In contrast, as we know well, gas is a convenient fuel for domestic space heating and water heating, as well as for cooking, and equally so for industrial heating purposes. The issue, though, is the relative efficiency of using gas in this way compared to its usage for power generation.
Straight gas turbine generation would have been about 40% efficient, i.e., about 40% of the calorific value of the gas would appear as electrical energy. For CCGT plant, which only came online after privatisation in 1990, efficiencies were improved by using the exhaust gas to raise steam which was subsequently passed through a steam turbine. The latest CCGTs are achieving efficiencies of 50% (Figure 2, from Statista). Having said that, some planned stations are anticipated to achieve 63% efficiency.
At one time I would have conceded that these CCGT efficiencies beat the best coal stations into a cocked hat, typical coal generation efficiencies in the past being around 33%. However, the use of supercritical technology in coal generation has now pushed efficiencies to the same level as existing CCGTs, around 50% (Figure 3, EU data). However, these improvements in coal plant efficiencies have come about since the UK abandoned new coal plant in 1990. (Bear in mind that greater efficiency means lower carbon emissions per megawatt-hour).
However, it is not the comparative efficiency of electricity generation from coal and gas that is apposite. The iniquity of which I speak is the relative inefficiency of using gas for electricity generation compared to its use in domestic (or industrial) heating. Modern domestic condensing boilers have efficiencies of 90% – 94%, way higher than even the most efficient generators of electricity from gas. And even old-fashioned, non-condensing boilers had efficiencies of 75% – 78%, way higher than the CCGT efficiencies of Figure 2.
There is a reason for this which mere technological advances can never overcome. It is, in principle, possible to convert gas’s calorific value (i.e., chemical energy) to heat with 100% efficiency.

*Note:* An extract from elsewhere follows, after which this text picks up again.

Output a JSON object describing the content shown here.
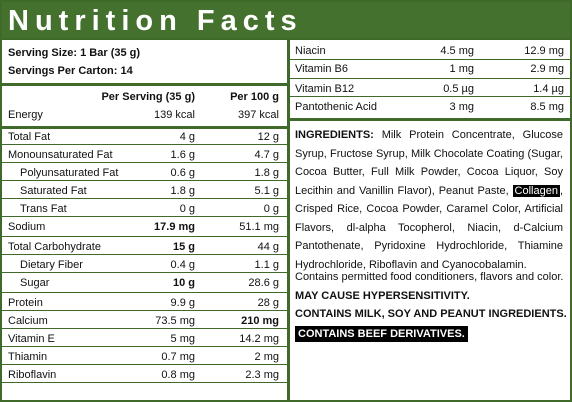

It is not, however, possible even in principle to convert the heat produced by burning gas to electrical energy with 100% efficiency. Heat engines have a fundamental limit on their maximum possible efficiency defined by the range of temperatures between which they work. We are up against the second law of thermodynamics.

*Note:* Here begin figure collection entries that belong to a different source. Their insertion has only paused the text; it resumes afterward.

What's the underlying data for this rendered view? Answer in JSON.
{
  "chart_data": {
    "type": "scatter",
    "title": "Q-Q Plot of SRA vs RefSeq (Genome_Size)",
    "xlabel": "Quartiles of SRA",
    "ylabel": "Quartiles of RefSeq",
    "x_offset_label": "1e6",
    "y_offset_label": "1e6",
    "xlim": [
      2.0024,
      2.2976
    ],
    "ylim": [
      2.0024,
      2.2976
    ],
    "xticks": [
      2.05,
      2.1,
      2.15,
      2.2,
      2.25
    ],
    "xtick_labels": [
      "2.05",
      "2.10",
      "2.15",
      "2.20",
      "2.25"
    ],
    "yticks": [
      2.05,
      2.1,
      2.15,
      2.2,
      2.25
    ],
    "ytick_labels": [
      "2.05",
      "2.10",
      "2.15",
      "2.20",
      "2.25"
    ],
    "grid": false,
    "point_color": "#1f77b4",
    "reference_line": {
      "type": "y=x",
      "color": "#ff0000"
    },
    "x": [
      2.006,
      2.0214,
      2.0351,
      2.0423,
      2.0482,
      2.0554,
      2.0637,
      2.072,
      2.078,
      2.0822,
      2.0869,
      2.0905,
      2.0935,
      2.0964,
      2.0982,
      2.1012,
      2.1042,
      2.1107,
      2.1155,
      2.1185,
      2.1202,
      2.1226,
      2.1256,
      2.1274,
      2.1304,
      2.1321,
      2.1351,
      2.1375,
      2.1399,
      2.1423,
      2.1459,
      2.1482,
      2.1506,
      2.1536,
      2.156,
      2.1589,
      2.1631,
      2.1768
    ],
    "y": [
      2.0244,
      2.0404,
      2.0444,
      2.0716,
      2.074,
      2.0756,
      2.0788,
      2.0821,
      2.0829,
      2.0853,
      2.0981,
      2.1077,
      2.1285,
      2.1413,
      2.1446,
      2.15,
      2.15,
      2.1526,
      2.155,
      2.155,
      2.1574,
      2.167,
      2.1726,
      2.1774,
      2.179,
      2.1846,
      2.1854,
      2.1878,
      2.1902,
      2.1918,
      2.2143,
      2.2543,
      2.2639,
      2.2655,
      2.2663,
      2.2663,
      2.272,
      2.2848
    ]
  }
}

Being a science-driven organisation the CEGB was well aware of this issue and gave it priority over a crude “dash for cash”. But after privatisation there was no home for such thinking and commercial advantage was everything.
If you are getting the impression that I am left-leaning on economic matters, in favour of nationalising industries and opposed to free markets you would be quite wrong. I am neither pro nor anti either of these things as an ideological position. I am in favour of judging each case according to its particular circumstances. The engaging of brain is not optional in the formulation of policy. This responsibility cannot be evaded by thoughtless adherence to ideology. It is undoubtedly the case that free markets generally promote economic good compared to centralised planning or monopolies. On the other hand there are natural monopolies, though they have their own problems. And there are situations in which the good that must be protected lies beyond commercial considerations, e.g., ethical issues. And then there are the “tragedies of the commons”, of which this iniquity is an example, and these can only be avoided by an overarching hand.